Ennesima rilettura del classico di Charlotte Brontë, Jane Eyre di Cary Fukunaga si distingue dalle precedenti per  l’atmosfera dark, derivante da una scelta della sceneggiatrice Moira Buffini, grande estimatrice del romanzo.

L’innovazione di questo film è sicuramente la struttura temporale della narrazione: il film inizia con Jane ( Mia Wasikowska) che fugge dalla residenza dei Rivers, per tornare a Thornfield Hall da Mr. Rochester (Michael Fassbender). Grazie ad una serie di flashback, veniamo a conoscenza dell’infanzia trascorsa nella casa della zia Reed, all’istituto Lowood e infine della scoperta dei sentimenti a Thornfield Hall.

A differenza del precedente capolavoro di Franco Zeffirelli, che raccontava la storia di Jane partendo dall’infanzia, dedicando meno attenzione alla nascita di un sentimento a lei  sconosciuto come l’amore, grazie alla sceneggiatura della Buffini assistiamo all’emozione dei sentimenti. Fukunaga, alla sua seconda regia dopo Sin Nombre, sceglie di ambientare l’azione dei personaggi in un’atmosfera piuttosto thrilling e cupa, in linea con i sentimenti che prova Jane lontano da Thornfield, mentre i ricordi legati alla nascita dell’amore fra lei e Mr. Rochester sono inondati di luce, spesso crepuscolare, e pieni di fiori. Il buio cala di nuovo quando, il giorno del matrimonio, Jane si sente tradita.

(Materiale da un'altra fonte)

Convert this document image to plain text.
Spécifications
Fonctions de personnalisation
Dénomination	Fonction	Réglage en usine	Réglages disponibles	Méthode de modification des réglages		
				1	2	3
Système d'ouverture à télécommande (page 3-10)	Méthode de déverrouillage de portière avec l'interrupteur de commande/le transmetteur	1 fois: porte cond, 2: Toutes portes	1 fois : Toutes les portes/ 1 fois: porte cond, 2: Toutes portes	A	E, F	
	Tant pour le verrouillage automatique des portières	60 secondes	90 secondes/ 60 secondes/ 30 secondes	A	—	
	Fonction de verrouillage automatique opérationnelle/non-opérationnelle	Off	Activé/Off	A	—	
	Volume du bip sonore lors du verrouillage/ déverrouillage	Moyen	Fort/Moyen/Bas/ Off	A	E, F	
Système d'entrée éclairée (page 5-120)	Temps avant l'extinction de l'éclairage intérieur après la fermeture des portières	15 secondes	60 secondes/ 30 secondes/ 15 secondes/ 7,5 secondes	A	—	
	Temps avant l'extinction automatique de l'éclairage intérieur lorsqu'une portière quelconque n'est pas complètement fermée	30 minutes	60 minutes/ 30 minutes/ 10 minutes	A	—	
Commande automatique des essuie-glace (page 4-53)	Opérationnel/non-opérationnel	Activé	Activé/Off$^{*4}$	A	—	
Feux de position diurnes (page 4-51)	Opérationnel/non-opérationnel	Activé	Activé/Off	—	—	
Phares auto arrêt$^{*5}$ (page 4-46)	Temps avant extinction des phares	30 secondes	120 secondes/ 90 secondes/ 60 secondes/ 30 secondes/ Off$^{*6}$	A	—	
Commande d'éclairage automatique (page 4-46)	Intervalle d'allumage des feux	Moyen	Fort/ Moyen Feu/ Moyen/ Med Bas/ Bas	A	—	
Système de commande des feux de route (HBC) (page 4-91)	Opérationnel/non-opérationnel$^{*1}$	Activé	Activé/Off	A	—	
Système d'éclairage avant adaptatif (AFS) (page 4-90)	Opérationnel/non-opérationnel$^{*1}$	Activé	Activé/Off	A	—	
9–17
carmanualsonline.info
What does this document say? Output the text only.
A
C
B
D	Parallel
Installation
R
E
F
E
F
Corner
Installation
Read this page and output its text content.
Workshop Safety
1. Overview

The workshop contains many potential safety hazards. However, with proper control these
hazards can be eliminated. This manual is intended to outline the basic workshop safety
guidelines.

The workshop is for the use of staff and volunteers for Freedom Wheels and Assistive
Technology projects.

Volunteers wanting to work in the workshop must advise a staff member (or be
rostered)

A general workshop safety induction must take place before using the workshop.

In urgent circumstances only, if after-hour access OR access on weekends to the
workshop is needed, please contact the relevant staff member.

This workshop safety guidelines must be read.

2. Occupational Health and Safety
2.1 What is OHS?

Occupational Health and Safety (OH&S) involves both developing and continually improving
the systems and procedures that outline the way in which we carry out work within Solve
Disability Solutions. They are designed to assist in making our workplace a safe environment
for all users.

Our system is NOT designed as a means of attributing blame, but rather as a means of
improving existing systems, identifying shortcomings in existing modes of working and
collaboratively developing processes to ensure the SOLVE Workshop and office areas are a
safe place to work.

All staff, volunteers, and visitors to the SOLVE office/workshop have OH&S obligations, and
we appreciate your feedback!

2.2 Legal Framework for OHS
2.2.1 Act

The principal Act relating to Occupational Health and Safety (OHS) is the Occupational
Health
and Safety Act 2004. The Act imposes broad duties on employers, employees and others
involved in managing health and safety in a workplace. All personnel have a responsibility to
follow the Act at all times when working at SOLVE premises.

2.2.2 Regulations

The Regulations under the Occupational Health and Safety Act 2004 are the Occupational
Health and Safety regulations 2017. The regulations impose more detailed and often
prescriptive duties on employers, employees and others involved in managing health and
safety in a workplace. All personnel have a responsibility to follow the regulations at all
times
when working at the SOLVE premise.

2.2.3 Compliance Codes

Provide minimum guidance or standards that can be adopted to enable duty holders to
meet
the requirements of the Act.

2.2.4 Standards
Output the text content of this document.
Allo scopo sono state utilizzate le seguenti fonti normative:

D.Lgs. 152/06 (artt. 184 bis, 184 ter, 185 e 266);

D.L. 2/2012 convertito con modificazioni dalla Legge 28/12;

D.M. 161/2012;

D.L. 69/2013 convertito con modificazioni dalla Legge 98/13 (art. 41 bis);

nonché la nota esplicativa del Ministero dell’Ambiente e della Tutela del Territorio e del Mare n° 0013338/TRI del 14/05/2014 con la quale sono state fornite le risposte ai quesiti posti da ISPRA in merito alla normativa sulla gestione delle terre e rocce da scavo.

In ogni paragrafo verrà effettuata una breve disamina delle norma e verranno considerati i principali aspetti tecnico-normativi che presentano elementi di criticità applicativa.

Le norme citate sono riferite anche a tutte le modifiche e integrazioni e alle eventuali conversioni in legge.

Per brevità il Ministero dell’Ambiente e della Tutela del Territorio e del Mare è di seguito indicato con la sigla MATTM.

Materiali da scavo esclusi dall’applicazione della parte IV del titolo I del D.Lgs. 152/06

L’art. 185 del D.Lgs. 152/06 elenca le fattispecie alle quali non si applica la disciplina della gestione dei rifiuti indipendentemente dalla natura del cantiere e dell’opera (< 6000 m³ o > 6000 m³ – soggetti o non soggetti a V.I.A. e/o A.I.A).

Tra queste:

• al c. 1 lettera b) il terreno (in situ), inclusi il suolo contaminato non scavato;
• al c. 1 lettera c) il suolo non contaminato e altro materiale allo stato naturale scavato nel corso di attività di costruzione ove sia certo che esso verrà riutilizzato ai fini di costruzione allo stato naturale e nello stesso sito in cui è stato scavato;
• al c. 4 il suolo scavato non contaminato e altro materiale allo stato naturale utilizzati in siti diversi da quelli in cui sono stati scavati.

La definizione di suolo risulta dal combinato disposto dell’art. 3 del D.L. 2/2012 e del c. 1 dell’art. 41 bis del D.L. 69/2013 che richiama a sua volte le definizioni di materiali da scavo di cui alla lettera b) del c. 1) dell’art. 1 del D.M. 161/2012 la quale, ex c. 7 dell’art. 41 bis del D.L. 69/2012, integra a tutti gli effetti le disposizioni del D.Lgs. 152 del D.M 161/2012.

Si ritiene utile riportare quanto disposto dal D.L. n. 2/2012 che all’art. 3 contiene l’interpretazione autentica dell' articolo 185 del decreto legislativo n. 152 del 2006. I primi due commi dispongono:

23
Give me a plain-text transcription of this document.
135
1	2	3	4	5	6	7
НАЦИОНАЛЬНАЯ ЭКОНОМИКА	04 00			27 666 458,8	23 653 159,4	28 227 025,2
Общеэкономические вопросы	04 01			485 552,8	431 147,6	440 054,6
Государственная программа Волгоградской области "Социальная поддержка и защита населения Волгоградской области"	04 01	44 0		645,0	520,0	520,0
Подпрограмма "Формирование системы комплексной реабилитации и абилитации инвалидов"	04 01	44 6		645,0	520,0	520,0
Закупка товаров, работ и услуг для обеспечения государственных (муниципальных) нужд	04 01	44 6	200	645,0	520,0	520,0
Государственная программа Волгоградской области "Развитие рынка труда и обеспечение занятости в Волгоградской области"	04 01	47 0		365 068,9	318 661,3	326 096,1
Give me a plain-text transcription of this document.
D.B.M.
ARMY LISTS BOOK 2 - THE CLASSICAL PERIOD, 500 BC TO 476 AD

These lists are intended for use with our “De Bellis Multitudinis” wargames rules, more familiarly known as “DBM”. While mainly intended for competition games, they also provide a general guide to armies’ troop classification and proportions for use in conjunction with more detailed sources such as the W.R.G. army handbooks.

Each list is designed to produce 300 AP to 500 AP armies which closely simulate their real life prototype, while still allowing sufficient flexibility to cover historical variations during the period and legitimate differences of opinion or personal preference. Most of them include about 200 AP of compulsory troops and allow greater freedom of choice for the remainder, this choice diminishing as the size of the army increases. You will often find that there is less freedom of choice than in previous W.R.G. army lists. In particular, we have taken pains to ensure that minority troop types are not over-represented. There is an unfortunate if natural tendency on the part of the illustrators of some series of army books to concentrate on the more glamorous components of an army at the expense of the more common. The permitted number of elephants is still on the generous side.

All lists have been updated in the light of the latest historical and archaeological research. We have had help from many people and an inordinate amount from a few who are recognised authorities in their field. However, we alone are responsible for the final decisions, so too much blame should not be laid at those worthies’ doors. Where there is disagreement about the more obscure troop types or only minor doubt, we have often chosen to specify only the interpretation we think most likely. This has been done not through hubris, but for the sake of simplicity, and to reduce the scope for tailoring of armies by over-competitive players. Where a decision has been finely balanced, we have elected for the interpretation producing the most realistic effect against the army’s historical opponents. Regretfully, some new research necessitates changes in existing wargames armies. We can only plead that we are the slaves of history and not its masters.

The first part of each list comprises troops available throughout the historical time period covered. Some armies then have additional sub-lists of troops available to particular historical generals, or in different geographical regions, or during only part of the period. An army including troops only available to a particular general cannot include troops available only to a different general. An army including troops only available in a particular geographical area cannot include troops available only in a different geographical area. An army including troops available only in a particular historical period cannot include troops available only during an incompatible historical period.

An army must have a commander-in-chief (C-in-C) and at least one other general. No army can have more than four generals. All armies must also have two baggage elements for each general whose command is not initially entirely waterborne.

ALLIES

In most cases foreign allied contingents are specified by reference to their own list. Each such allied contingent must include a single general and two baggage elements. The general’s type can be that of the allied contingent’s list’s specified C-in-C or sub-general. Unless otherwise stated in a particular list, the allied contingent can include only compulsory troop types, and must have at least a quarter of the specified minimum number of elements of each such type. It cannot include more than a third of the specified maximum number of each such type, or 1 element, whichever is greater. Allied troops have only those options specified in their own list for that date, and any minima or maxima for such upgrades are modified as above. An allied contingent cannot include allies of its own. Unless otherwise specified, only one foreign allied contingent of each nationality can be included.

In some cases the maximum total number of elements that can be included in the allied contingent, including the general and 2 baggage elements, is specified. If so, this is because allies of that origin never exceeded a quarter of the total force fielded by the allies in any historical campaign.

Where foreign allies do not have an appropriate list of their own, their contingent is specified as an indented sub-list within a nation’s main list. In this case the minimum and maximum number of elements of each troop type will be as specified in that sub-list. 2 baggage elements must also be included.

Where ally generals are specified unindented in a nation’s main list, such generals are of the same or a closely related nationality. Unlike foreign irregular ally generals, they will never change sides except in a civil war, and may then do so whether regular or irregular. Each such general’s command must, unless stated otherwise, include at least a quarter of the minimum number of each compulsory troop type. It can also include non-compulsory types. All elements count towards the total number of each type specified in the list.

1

Straordinaria la capacità di Michael Fassbender, monopolizzatore delle produzioni cinematografiche della stagione appena iniziata, di calarsi nel ruolo di questo lord byroniano, come in qualsiasi altro, con una semplice modifica ai caratteri del volto. La Wasikowska invece, molto giovane e alle prese con un ruolo piuttosto difficile, non regge il confronto con la precedente interprete di Jane Eyre, ossia Charlotte Gainsbourg, risultando piuttosto scialba. Judi Dench, nei panni di Mrs. Fairfax, è senza dubbio il personaggio più di cuore e azzeccato di tutti. Una scelta classica e patinata in ambito fotografico, correda il tutto, ma il tentativo di dare un taglio moderno ad un classico intramontabile come questo, naufraga decisamente, dando vita ad un film ibrido, che non riesce a correlare la particolare struttura narrativa con i legacci ottocenteschi della storia originale.